Geschichtliche Erfahrungen mit Gott haben ihren Niederschlag in der Bibel. Aber statt zu sagen: „Das sagt uns heute nichts mehr“, kann die Erinnerung an diese Erfahrungen ein weiterführender Impuls sein, der uns neue und tiefere Erfahrungen ermöglicht. In Er-innern steckt „innen“, d.h. das Wort nach innen nehmen. Solche Erfahrungen im Inneren können im positiven Wortsinn ent-täuschend sein, weil sie bisherige Täuschungen und Verdrängungen aufheben und die Wahrheit über uns aufleuchten lassen.

Eine solche Erfahrung erzähle ich in meinem Buch „und meine Seele lächelt“. Es ist eine religiöse Erfahrung, die paradox und dialektisch und damit uneindeutig bleibt, und doch tragender Grund für horizonteröffnende Neuausrichtung wird. Walter Kasper: „In der religiösen Erfahrung geht uns in anderer Erfahrung der letzte, alles umfassende und bergende Horizont menschlicher Erfahrung, die Dimension des Geheimnisses auf, aus dem alle Erfahrung kommt und in das alle Erfahrung weist“ (ebd., 162).

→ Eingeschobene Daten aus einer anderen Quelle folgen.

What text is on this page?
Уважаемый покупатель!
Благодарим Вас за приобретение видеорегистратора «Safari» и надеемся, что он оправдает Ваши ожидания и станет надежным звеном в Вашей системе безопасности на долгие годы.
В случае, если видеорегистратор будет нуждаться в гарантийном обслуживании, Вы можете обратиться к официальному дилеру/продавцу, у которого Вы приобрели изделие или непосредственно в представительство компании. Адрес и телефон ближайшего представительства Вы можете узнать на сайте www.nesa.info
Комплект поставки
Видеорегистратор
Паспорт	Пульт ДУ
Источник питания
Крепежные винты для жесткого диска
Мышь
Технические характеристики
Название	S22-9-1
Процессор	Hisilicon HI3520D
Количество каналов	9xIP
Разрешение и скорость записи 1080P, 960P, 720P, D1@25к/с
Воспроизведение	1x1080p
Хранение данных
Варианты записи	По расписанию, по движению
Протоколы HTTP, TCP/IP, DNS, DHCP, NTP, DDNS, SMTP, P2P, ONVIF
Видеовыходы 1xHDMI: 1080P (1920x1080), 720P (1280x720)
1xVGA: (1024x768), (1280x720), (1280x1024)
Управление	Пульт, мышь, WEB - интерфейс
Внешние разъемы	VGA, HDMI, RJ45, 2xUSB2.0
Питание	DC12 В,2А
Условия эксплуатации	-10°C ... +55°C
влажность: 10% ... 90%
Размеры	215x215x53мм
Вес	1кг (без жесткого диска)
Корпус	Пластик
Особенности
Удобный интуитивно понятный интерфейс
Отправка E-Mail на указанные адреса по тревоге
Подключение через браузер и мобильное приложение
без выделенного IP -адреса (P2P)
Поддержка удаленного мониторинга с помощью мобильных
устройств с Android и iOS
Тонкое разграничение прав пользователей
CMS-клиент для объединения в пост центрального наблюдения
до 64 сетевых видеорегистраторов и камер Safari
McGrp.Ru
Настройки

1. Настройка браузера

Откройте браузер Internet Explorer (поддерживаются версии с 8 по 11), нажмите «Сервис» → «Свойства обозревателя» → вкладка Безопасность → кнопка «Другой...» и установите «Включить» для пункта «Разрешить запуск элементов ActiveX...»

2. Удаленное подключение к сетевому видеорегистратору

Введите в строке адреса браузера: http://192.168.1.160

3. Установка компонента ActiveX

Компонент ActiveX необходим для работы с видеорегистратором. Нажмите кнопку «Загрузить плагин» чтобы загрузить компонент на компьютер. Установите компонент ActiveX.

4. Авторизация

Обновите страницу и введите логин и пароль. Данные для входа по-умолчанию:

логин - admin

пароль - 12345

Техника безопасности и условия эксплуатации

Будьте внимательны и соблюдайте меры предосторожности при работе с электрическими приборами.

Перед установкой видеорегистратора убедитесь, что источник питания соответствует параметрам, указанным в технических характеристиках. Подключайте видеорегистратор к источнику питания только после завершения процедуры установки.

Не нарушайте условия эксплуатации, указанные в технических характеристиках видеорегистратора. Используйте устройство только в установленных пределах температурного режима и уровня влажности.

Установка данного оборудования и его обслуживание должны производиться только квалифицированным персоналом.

Meine religiöse Erfahrung ist die Erfahrung, geliebt zu sein, und das im Herzen anzunehmen und zu glauben und zu bejahen – das ist etwas vollkommen anderes, als das nur zu „wissen“. Das Wort Gottes inkarniert sich im Leben – geht unter die Haut, fährt in die Knochen und senkt sich ins Herz und beginnt, das Leben neu auszurichten, zu verwandeln und zu gestalten. Das Wort ist wirksam.

3. Wort, Sprache und Schweigen

Wesentlich für meine Glaubens-Erfahrung sind die ignatianischen Schweige-Exerzitien im Geistlichen Zentrum Schwanberg gewesen (siehe Bergmann, 83-210). Im Meditieren biblischer Texte, in die das eigene Leben hineingehalten wird, kommt es zum unmittelbaren Gespräch zwischen Schöpfer und Geschöpf. Es ist ein schweigendes Sprachgeschehen, das mit der sinnhaften Vergewisserung, Teil der Schöpfung zu sein, beginnt. Sodann wird das eigene Leben in das Leben Jesu gehalten, drittens wird der Tod Christi meditiert und schließlich betrachtet man das eigene Leben im Kraftfeld des auferstandenen Christus. Auch das Schweigen hat mit Loslassen zu tun. Nur im Loslassen der Gottesbilder, im Loslassen der Wünsche sogar und der Erwartungen, im Loslassen der Bilder, im Loslassen der Stimmen und Geräusche, der inneren wie der äußeren, nur im Loslassen kann ich Gott Gott sein lassen und mich mich selbst. Und so kann Begegnung geschehen. Unabgelenkt und unmittelbar. Erst wenn die Klänge verstummen, kann ich mit mir selbst im „Einklang“ sein. Da erst „stimme“ ich mit Gott überein und er mit mir. Schweigend mit Gott im ununterbrochenen Gespräch. Die Wirksamkeit des Wortes entspringt dem Schweigen.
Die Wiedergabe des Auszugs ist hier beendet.